People who are trying to figure out their shortcomings: talk to someone or ask for feedback, and even if you still think you are good at the things you might not be, just continue to think that it's not just being "good" at something, but learning to be BETTER at the things you think you are already good at. We can also deal with a person suffering from the effect by talking with them. Do not point out their faults, but ask questions, with might potentially lead to get them to realise that they might not be as good as they think they are, for example. It can be hard to hear feedback, but try to allow the person suffering from the effect to consider it even if it is hard to hear.
What can a person do to find out about how their shortcomings is to ask their parents, teachers, and siblings for advice and they will know doubt help you get better at what you are doing. We deal with a person suffering from the Dunning-Kruger effect by keep teaching them about life and to call out their mistakes and fix it so they have the right information about what their doing.
The Dunning-Kruger effect suggests it is difficult to self-realize the real (in)competence of poor skilled person has, in one or several subjects. Every one of us is subject to this effect, because is logically imposiblle to be an expert in every skill or science in our life. So. the better attitude is to suspend aour self juedgement, ask for feedback to assertive people, and keep learning in the matters we consider vital.

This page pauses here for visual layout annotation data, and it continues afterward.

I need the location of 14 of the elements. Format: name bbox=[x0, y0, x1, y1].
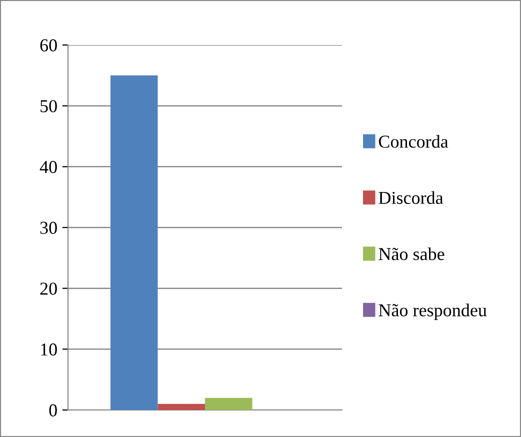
y-tick-label: 30 bbox=[40, 222, 57, 234]
y-tick-label: 40 bbox=[40, 160, 57, 174]
legend-label: Não sabe bbox=[378, 247, 444, 260]
y-tick-label: 50 bbox=[40, 100, 57, 112]
bar bbox=[110, 75, 158, 410]
legend-label: Não respondeu bbox=[378, 304, 487, 320]
y-tick-label: 0 bbox=[49, 404, 57, 416]
y-tick-label: 10 bbox=[41, 343, 57, 356]
legend-label: Concorda bbox=[378, 135, 448, 148]
bar bbox=[205, 398, 252, 410]
bar bbox=[158, 404, 205, 410]
y-tick-label: 60 bbox=[40, 39, 57, 52]
legend-label: Discorda bbox=[378, 191, 444, 204]
y-tick-label: 20 bbox=[40, 282, 57, 295]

A feedback loop is important to identify their intellectual and social deficits. If one fails at a math test, one immediately knows that they are not good enough, and where they stand. However, for driving, it is more subjective, and hence, harder to feedback. Or perhaps, we get mediocrity enablers such as friends and family, whom praise our cooking or singing ability to the sky. Google or go to quoura and reddit's AMA and ask: What makes a good (blank)? What do good (blank) do? Get an expert's opinion. If you sing, post on youtube or a facebook community and get feedback. Lastly, just practice and keep learning.

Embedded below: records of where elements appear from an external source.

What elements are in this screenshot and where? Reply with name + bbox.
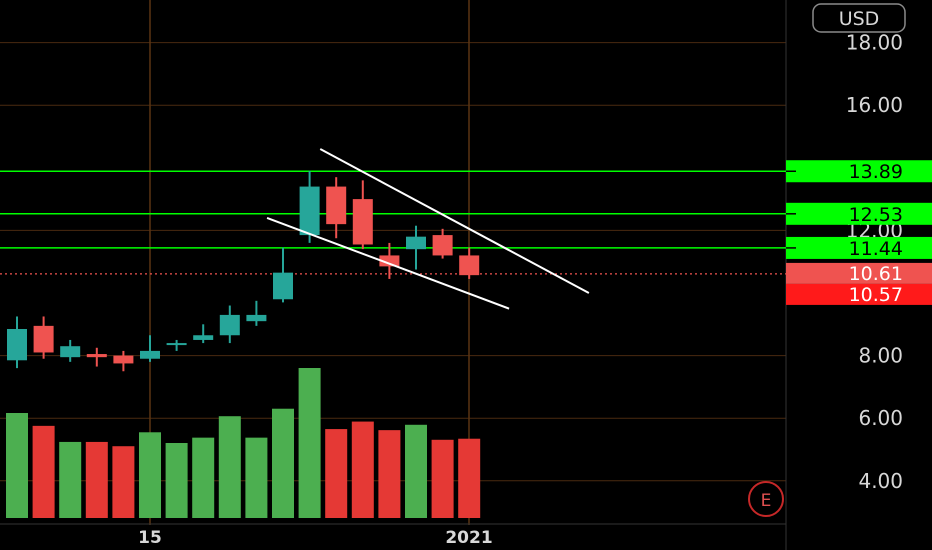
volume-bar bbox=[6, 413, 28, 518]
candle-body bbox=[432, 235, 453, 256]
currency-button[interactable]: USD bbox=[812, 3, 906, 33]
volume-bar bbox=[405, 424, 427, 518]
level-tag bbox=[786, 160, 932, 183]
price-tag bbox=[786, 283, 932, 305]
candle-body bbox=[459, 255, 480, 276]
volume-bar bbox=[325, 429, 348, 518]
price-tag-label: 10.61 bbox=[849, 263, 903, 285]
earnings-icon: E bbox=[761, 491, 772, 511]
candle-body bbox=[299, 186, 320, 236]
candle-body bbox=[246, 314, 267, 322]
level-tag-label: 13.89 bbox=[849, 161, 903, 183]
candle-body bbox=[379, 255, 400, 267]
candle-body bbox=[60, 346, 81, 358]
trendlines[interactable] bbox=[266, 148, 590, 310]
volume-bar bbox=[32, 425, 55, 518]
candle-body bbox=[273, 272, 293, 300]
time-axis[interactable]: 15 2021 bbox=[138, 528, 493, 548]
price-tag bbox=[786, 262, 932, 284]
y-tick-label: 8.00 bbox=[858, 344, 903, 368]
candle-body bbox=[166, 343, 187, 346]
candles bbox=[7, 170, 480, 372]
candle-body bbox=[86, 354, 107, 358]
x-tick-label: 2021 bbox=[445, 528, 492, 548]
price-tag-label: 10.57 bbox=[849, 284, 903, 306]
candle-body bbox=[352, 199, 373, 245]
candle-body bbox=[140, 350, 160, 359]
volume-bar bbox=[431, 439, 454, 518]
volume-bar bbox=[245, 437, 268, 518]
candle-body bbox=[193, 335, 214, 340]
y-tick-label: 16.00 bbox=[846, 93, 903, 117]
volume-bar bbox=[112, 446, 135, 518]
level-tag-label: 12.53 bbox=[849, 204, 903, 226]
candle-body bbox=[33, 325, 54, 353]
candle-body bbox=[326, 186, 347, 225]
volume-bar bbox=[298, 368, 321, 518]
volume-bar bbox=[378, 430, 401, 518]
candle-body bbox=[219, 314, 240, 336]
volume-bar bbox=[192, 437, 215, 518]
trendline[interactable] bbox=[266, 216, 510, 310]
currency-label: USD bbox=[839, 8, 880, 30]
y-tick-label: 4.00 bbox=[858, 469, 903, 493]
candle-body bbox=[7, 328, 27, 361]
volume-bar bbox=[218, 416, 241, 518]
volume-bar bbox=[59, 441, 82, 518]
earnings-marker[interactable]: E bbox=[748, 481, 784, 517]
volume-bar bbox=[165, 443, 188, 518]
trendline[interactable] bbox=[319, 148, 590, 294]
x-tick-label: 15 bbox=[138, 528, 162, 548]
y-tick-label: 18.00 bbox=[846, 31, 903, 55]
level-tag-label: 11.44 bbox=[849, 238, 903, 260]
level-tag bbox=[786, 202, 932, 225]
volume-bar bbox=[458, 438, 481, 518]
y-tick-label: 6.00 bbox=[858, 406, 903, 430]
volume-bar bbox=[85, 441, 108, 518]
level-tag bbox=[786, 236, 932, 259]
volume-bar bbox=[351, 421, 374, 518]
volume-bars bbox=[6, 368, 481, 518]
horizontal-levels[interactable] bbox=[0, 170, 786, 275]
volume-bar bbox=[272, 408, 294, 518]
candle-body bbox=[113, 355, 134, 364]
volume-bar bbox=[139, 432, 161, 518]
candle-body bbox=[406, 236, 426, 250]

When you want to place yourself among people, think about the following question: on what basis?
To find out their shortcoming, they can ask about their ability to people near them. We can study more and do more better than that person so he/she can realize it.
Firstly, the person needs to bring to their attention, the fact, that they are in no way perfect and can have flaws like any other person on this planet. This change depends entirely on the type of person we are talking about. If someone is resistant to change and continues to believe themselves perfect after numerous people and experiences telling them otherwise, they are beyond help. If one successfully identifies their flaws, they would have a much easier time trying to get over them. Taking opinions from others and self observation can help one find their shortcomings.

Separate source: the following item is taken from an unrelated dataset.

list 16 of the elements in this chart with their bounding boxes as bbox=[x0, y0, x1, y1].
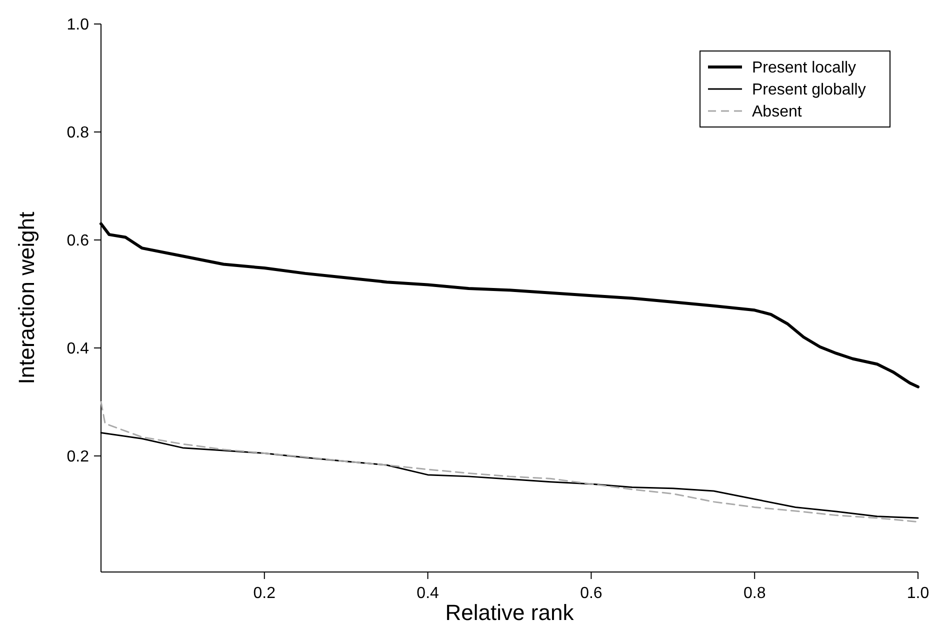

To find out about how our shortcomings, is that we don't like an activity or we don't feel any positive emotions about it while we are doing that work but we don’t about this. That is why people who really have the talent will say they aren't good enough. They say so because they have that idea of how it should be and consider other people's work as something better than theirs. They consider themselves being "on the process" of perfecting it. Once Charles Bukowski said; "The problem in this world is that intelligent people are full of doubt while incompetents are full of confidence" We often feel more confident about a skill or topic than we really should. But at the same time, we’re often unaware of our overconfidence. We have to make The person suffering from the Dunning-Kruger effect realize that what is he doing we should tell them they are nothing in the world on a global level and teach them their foolishness at what they so call their skills and help them.
What a person can do to discover their short comings is maybe watch an activity that they may think is interesting.